Again, for an American of my generation, this is easy to remember. 9/11 was, in a very real way, my generation's Pearl Harbor; the shock of the attack, the scale of the losses, and even our age at the time it happened, were very similar to those of my grandparents' generation from Pearl Harbor. What's more, my younger brother did a tour in Afghanistan, and while he puts up a good face, I could see, when he got back, that he had been affected by it. It's very hard to forgive and forget--and I live near Dearborn, probably
the hub of American Islam and Arab-American population. And yet, I
don't go around wanting to punch everyone I meet with swarthy features and an Arabic-sounding name, and I'm
glad that President Bush showed the self-restraint not to glass Kabul, Kandahar, and other major Taliban strongholds; if I'd been in his shoes, Afghanistan would be a giant radioactive wasteland today. I've gained the maturity to recognize that the vast majority of any group painted as "the enemy" aren't, in any way, responsible for the actions of a few people who hold positions of power, but are just poor dumb bastards like me who have no control over what happened and, like me, would rather just go on living their lives without wars interfering.
I'll never forgive Osama bin Laden for his attacks on America, and what they did to my friends in New York, who saw the Towers collapse out their windows, and my brother, who spent a year guarding the perimeter at Bagram Air Base with nightly rocket attacks on the base, and I'll never say that what we did to him was enough--not until such time as the "proof of death" photos are declassified--and I'm still not sure that giving him a burial at sea in accordance with agreed-upon Muslim traditions for burial at sea was appropriate (I would have preferred to have his body on a pike outside the White House)... but if I conflated my feelings towards him and his lieutenants who were responsible for 9/11 to cover everyone of Arab blood, I would be making the same mistake Pennsy is in conflating her feelings towards the leadership of Imperial Japan to cover all those of Japanese blood.
Right, i think this post has gone long enough, i like BelaBatt, i love the Omakes....but this one...it just brought out my hatred, and i will never change it or accept another point of view..because what has been taken by such force and cruelty....can be never be given back.
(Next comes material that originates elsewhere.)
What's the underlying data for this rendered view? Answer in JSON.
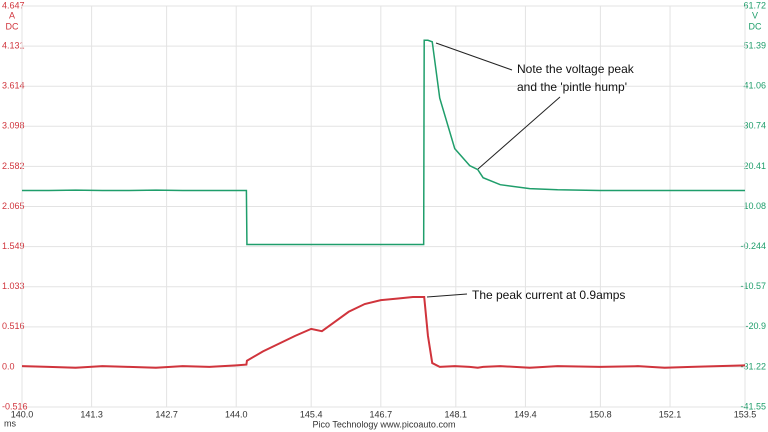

As for this post..i don't regret it, not one bit, call me a hate monger, call me a war fanatic, call me someone who digs up the past, but every time i see my grandmother suffering from her nightmares, every time i see the old generation of my family that suffered under that time, i know i made the right choice, there can be no forgiveness for the Imperials, no mercy for the wicked, then and into forever...and my only regret was that Pennsy was not being tactful with the whole thing..and that she didn't pound her Yamashiro into the dirt even harder.
I don't blame you one bit for this attitude, but I
do hope that you can see the arguments that I made and accept that the alternative point of view
exists and can be defended; in many ways, it makes healing possible, and allows for everyone to learn from the mistakes of the past. I could dig up the old cliches at this point--Time Heals All Wounds, Yesterday's Enemies Are Tomorrow's Friends, and the like--but in the end, the real key is to remember that, in the end, all these grudges are truly with a small number of people who held power over others, and the vast majority of the rank-and-file are just poor dumb bastards doing what they're told because they have no choice in the matter.